Finance Minister Nirmala Sitaraman's announcement on Thursday that 7,200 new self-help groups (SHGs) were formed in the last two months of lockdown is baffling financial inclusion experts. The question perplexing them is how could these be formed when there are compulsions of social distancing.
Typically, any SHG group promoting agency - be it a state government department, a field staff or an NGO staff - goes to a poor locality and collects about 15 to 20 women to form a group. They meet and name the group, select a leader, agree on a meeting schedule - either every week or every month. In short, SHGs are formed with people physically coming together, the way it has traditionally happened. The other option could be by electronically connecting all. If that is the case, then it certainly could be an example of new groundbreaking effort.

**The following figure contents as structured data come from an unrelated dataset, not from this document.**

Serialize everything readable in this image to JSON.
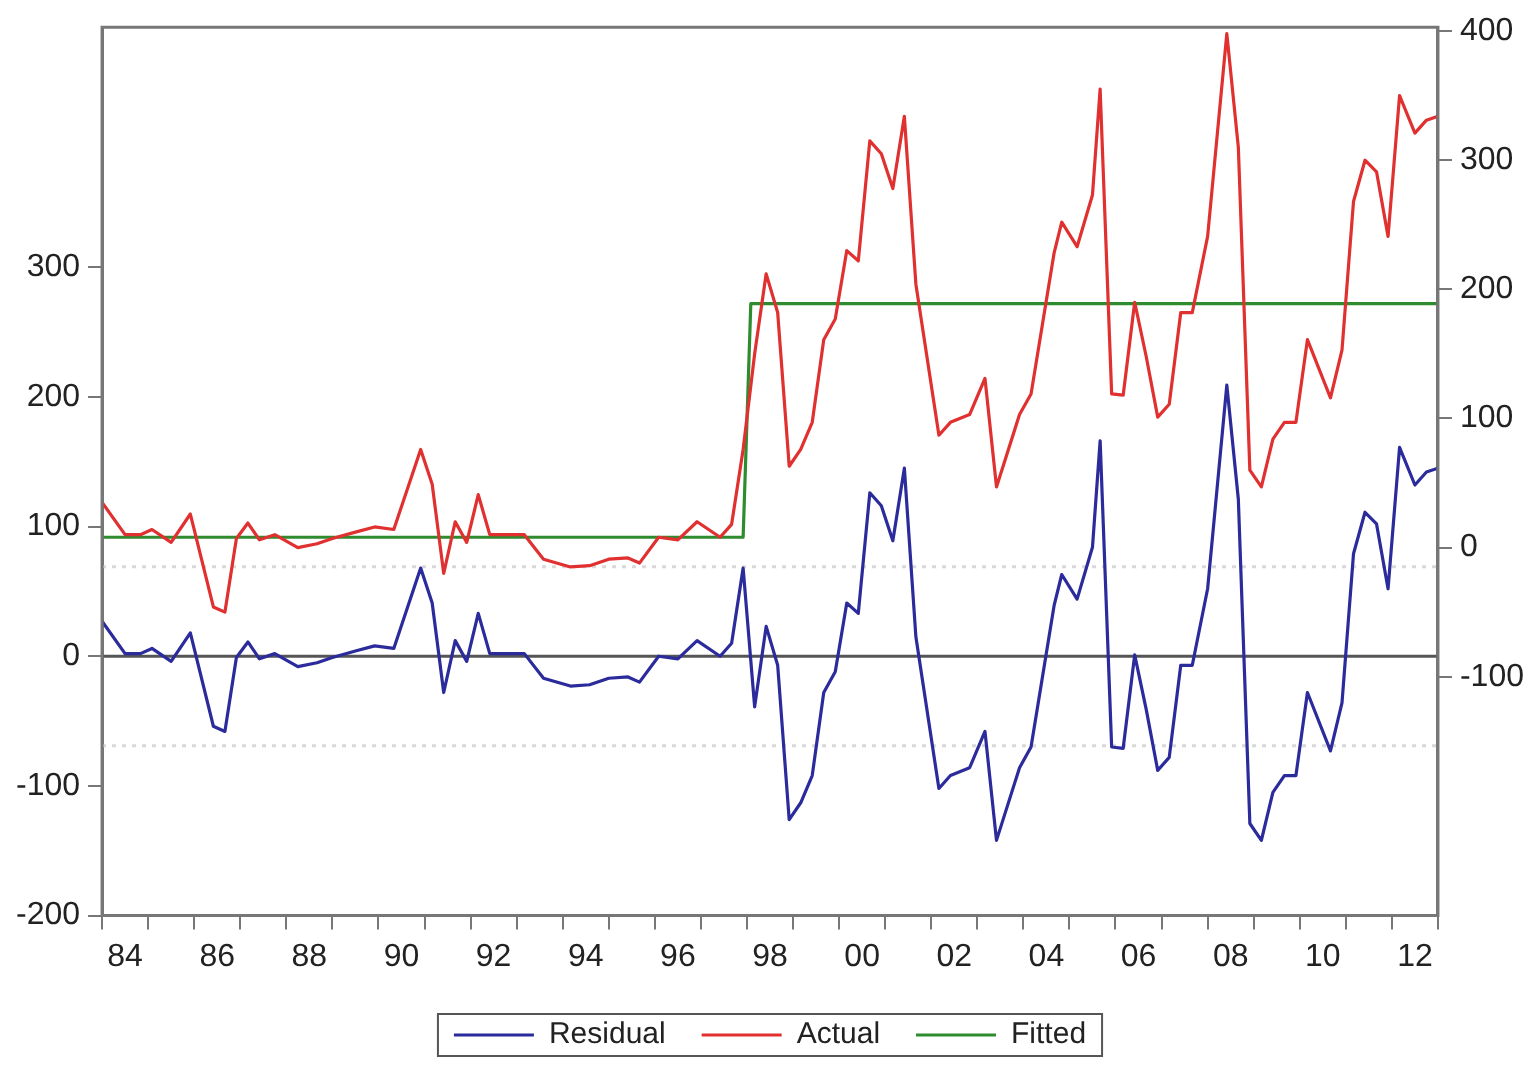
{
  "chart_data": {
    "type": "line",
    "xlim": [
      "1984-01",
      "2013-01"
    ],
    "xticks": [
      {
        "value": "1984-01",
        "label": null
      },
      {
        "value": "1984-07",
        "label": "84"
      },
      {
        "value": "1985-01",
        "label": null
      },
      {
        "value": "1986-01",
        "label": null
      },
      {
        "value": "1986-07",
        "label": "86"
      },
      {
        "value": "1987-01",
        "label": null
      },
      {
        "value": "1988-01",
        "label": null
      },
      {
        "value": "1988-07",
        "label": "88"
      },
      {
        "value": "1989-01",
        "label": null
      },
      {
        "value": "1990-01",
        "label": null
      },
      {
        "value": "1990-07",
        "label": "90"
      },
      {
        "value": "1991-01",
        "label": null
      },
      {
        "value": "1992-01",
        "label": null
      },
      {
        "value": "1992-07",
        "label": "92"
      },
      {
        "value": "1993-01",
        "label": null
      },
      {
        "value": "1994-01",
        "label": null
      },
      {
        "value": "1994-07",
        "label": "94"
      },
      {
        "value": "1995-01",
        "label": null
      },
      {
        "value": "1996-01",
        "label": null
      },
      {
        "value": "1996-07",
        "label": "96"
      },
      {
        "value": "1997-01",
        "label": null
      },
      {
        "value": "1998-01",
        "label": null
      },
      {
        "value": "1998-07",
        "label": "98"
      },
      {
        "value": "1999-01",
        "label": null
      },
      {
        "value": "2000-01",
        "label": null
      },
      {
        "value": "2000-07",
        "label": "00"
      },
      {
        "value": "2001-01",
        "label": null
      },
      {
        "value": "2002-01",
        "label": null
      },
      {
        "value": "2002-07",
        "label": "02"
      },
      {
        "value": "2003-01",
        "label": null
      },
      {
        "value": "2004-01",
        "label": null
      },
      {
        "value": "2004-07",
        "label": "04"
      },
      {
        "value": "2005-01",
        "label": null
      },
      {
        "value": "2006-01",
        "label": null
      },
      {
        "value": "2006-07",
        "label": "06"
      },
      {
        "value": "2007-01",
        "label": null
      },
      {
        "value": "2008-01",
        "label": null
      },
      {
        "value": "2008-07",
        "label": "08"
      },
      {
        "value": "2009-01",
        "label": null
      },
      {
        "value": "2010-01",
        "label": null
      },
      {
        "value": "2010-07",
        "label": "10"
      },
      {
        "value": "2011-01",
        "label": null
      },
      {
        "value": "2012-01",
        "label": null
      },
      {
        "value": "2012-07",
        "label": "12"
      },
      {
        "value": "2013-01",
        "label": null
      }
    ],
    "ylim": [
      -200,
      485
    ],
    "yticks": [
      -200,
      -100,
      0,
      100,
      200,
      300
    ],
    "y2lim": [
      -285,
      403
    ],
    "y2ticks": [
      -100,
      0,
      100,
      200,
      300,
      400
    ],
    "grid": false,
    "legend": "bottom",
    "marker": "none",
    "line_style": "solid",
    "ref_lines": [
      {
        "axis": "y",
        "value": 0,
        "color": "#555555",
        "line_style": "solid"
      },
      {
        "axis": "y",
        "value": 69,
        "color": "#d8d8d8",
        "line_style": "dotted"
      },
      {
        "axis": "y",
        "value": -69,
        "color": "#d8d8d8",
        "line_style": "dotted"
      }
    ],
    "series": [
      {
        "name": "Residual",
        "color": "#2b2b9c",
        "axis": "y",
        "x": [
          "1984-01",
          "1984-07",
          "1984-11",
          "1985-02",
          "1985-07",
          "1985-12",
          "1986-06",
          "1986-09",
          "1986-12",
          "1987-03",
          "1987-06",
          "1987-10",
          "1988-04",
          "1988-09",
          "1989-01",
          "1989-07",
          "1989-12",
          "1990-05",
          "1990-12",
          "1991-03",
          "1991-06",
          "1991-09",
          "1991-12",
          "1992-03",
          "1992-06",
          "1993-03",
          "1993-08",
          "1994-03",
          "1994-08",
          "1995-01",
          "1995-06",
          "1995-09",
          "1996-02",
          "1996-07",
          "1996-12",
          "1997-06",
          "1997-09",
          "1997-12",
          "1998-03",
          "1998-06",
          "1998-09",
          "1998-12",
          "1999-03",
          "1999-06",
          "1999-09",
          "1999-12",
          "2000-03",
          "2000-06",
          "2000-09",
          "2000-12",
          "2001-03",
          "2001-06",
          "2001-09",
          "2002-03",
          "2002-06",
          "2002-11",
          "2003-03",
          "2003-06",
          "2003-12",
          "2004-03",
          "2004-09",
          "2004-11",
          "2005-03",
          "2005-07",
          "2005-09",
          "2005-12",
          "2006-03",
          "2006-06",
          "2006-09",
          "2006-12",
          "2007-03",
          "2007-06",
          "2007-09",
          "2008-01",
          "2008-06",
          "2008-09",
          "2008-12",
          "2009-03",
          "2009-06",
          "2009-09",
          "2009-12",
          "2010-03",
          "2010-09",
          "2010-12",
          "2011-03",
          "2011-06",
          "2011-09",
          "2011-12",
          "2012-03",
          "2012-07",
          "2012-10",
          "2013-01"
        ],
        "values": [
          27,
          2,
          2,
          6,
          -4,
          18,
          -54,
          -58,
          -1,
          11,
          -2,
          2,
          -8,
          -5,
          -1,
          4,
          8,
          6,
          68,
          41,
          -28,
          12,
          -4,
          33,
          2,
          2,
          -17,
          -23,
          -22,
          -17,
          -16,
          -20,
          0,
          -2,
          12,
          0,
          10,
          68,
          -39,
          23,
          -7,
          -126,
          -113,
          -92,
          -28,
          -12,
          41,
          33,
          126,
          116,
          89,
          145,
          15,
          -102,
          -92,
          -86,
          -58,
          -142,
          -86,
          -70,
          39,
          63,
          44,
          84,
          166,
          -70,
          -71,
          1,
          -41,
          -88,
          -78,
          -7,
          -7,
          52,
          209,
          121,
          -129,
          -142,
          -105,
          -92,
          -92,
          -28,
          -73,
          -36,
          79,
          111,
          102,
          52,
          161,
          132,
          142,
          145
        ]
      },
      {
        "name": "Actual",
        "color": "#e03030",
        "axis": "y2",
        "x": [
          "1984-01",
          "1984-07",
          "1984-11",
          "1985-02",
          "1985-07",
          "1985-12",
          "1986-06",
          "1986-09",
          "1986-12",
          "1987-03",
          "1987-06",
          "1987-10",
          "1988-04",
          "1988-09",
          "1989-01",
          "1989-07",
          "1989-12",
          "1990-05",
          "1990-12",
          "1991-03",
          "1991-06",
          "1991-09",
          "1991-12",
          "1992-03",
          "1992-06",
          "1993-03",
          "1993-08",
          "1994-03",
          "1994-08",
          "1995-01",
          "1995-06",
          "1995-09",
          "1996-02",
          "1996-07",
          "1996-12",
          "1997-06",
          "1997-09",
          "1997-12",
          "1998-03",
          "1998-06",
          "1998-09",
          "1998-12",
          "1999-03",
          "1999-06",
          "1999-09",
          "1999-12",
          "2000-03",
          "2000-06",
          "2000-09",
          "2000-12",
          "2001-03",
          "2001-06",
          "2001-09",
          "2002-03",
          "2002-06",
          "2002-11",
          "2003-03",
          "2003-06",
          "2003-12",
          "2004-03",
          "2004-09",
          "2004-11",
          "2005-03",
          "2005-07",
          "2005-09",
          "2005-12",
          "2006-03",
          "2006-06",
          "2006-09",
          "2006-12",
          "2007-03",
          "2007-06",
          "2007-09",
          "2008-01",
          "2008-06",
          "2008-09",
          "2008-12",
          "2009-03",
          "2009-06",
          "2009-09",
          "2009-12",
          "2010-03",
          "2010-09",
          "2010-12",
          "2011-03",
          "2011-06",
          "2011-09",
          "2011-12",
          "2012-03",
          "2012-07",
          "2012-10",
          "2013-01"
        ],
        "values": [
          35,
          10,
          10,
          14,
          4,
          26,
          -46,
          -50,
          7,
          19,
          6,
          10,
          0,
          3,
          7,
          12,
          16,
          14,
          76,
          49,
          -20,
          20,
          4,
          41,
          10,
          10,
          -9,
          -15,
          -14,
          -9,
          -8,
          -12,
          8,
          6,
          20,
          8,
          18,
          76,
          150,
          212,
          182,
          63,
          76,
          97,
          161,
          177,
          230,
          222,
          315,
          305,
          278,
          334,
          204,
          87,
          97,
          103,
          131,
          47,
          103,
          119,
          228,
          252,
          233,
          273,
          355,
          119,
          118,
          190,
          148,
          101,
          111,
          182,
          182,
          241,
          398,
          310,
          60,
          47,
          84,
          97,
          97,
          161,
          116,
          153,
          268,
          300,
          291,
          241,
          350,
          321,
          331,
          334
        ]
      },
      {
        "name": "Fitted",
        "color": "#2e8b2e",
        "axis": "y2",
        "x": [
          "1984-01",
          "1997-12",
          "1998-02",
          "2013-01"
        ],
        "values": [
          8,
          8,
          189,
          189
        ]
      }
    ]
  }
}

Even if it has been done, the financial inclusion experts see it as a trivial increment given there are 100 lakh SHGs with some 15 crore women. 7,200 SHGs would amount to about 0.07 per cent increase. Even at about 15 women per SHG, it stands at one lakh women in all, as per the back of the envelope calculations. Considering each got around Rs 5,000, the sum total would be in the region of just Rs 50 crore.

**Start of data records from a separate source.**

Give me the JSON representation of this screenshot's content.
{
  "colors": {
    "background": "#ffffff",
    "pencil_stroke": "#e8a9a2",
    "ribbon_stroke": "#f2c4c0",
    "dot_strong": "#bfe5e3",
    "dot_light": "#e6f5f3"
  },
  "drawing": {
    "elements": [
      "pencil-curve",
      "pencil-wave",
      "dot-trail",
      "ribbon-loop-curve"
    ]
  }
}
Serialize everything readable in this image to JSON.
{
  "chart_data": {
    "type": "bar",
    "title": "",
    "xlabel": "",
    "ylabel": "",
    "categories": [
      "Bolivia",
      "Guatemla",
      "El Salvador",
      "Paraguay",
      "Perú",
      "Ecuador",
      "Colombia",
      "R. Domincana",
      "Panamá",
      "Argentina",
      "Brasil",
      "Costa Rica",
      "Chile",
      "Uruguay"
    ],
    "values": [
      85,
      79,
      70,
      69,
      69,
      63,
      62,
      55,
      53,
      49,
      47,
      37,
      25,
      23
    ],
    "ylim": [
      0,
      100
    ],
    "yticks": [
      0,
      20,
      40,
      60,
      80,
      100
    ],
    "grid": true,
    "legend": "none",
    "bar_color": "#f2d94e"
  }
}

Those in the microlending space also find it baffling since many micro-finance institutions (MFIs) were not able to send field staff to villages. Most women in rural areas were busy attending to agriculture work because it was harvest season for cotton, chillies and paddy. Similarly, those in other activities such as dairy were engaged on a full-time basis as earlier. In addition, some villages were not allowing outsiders and putting up barricades.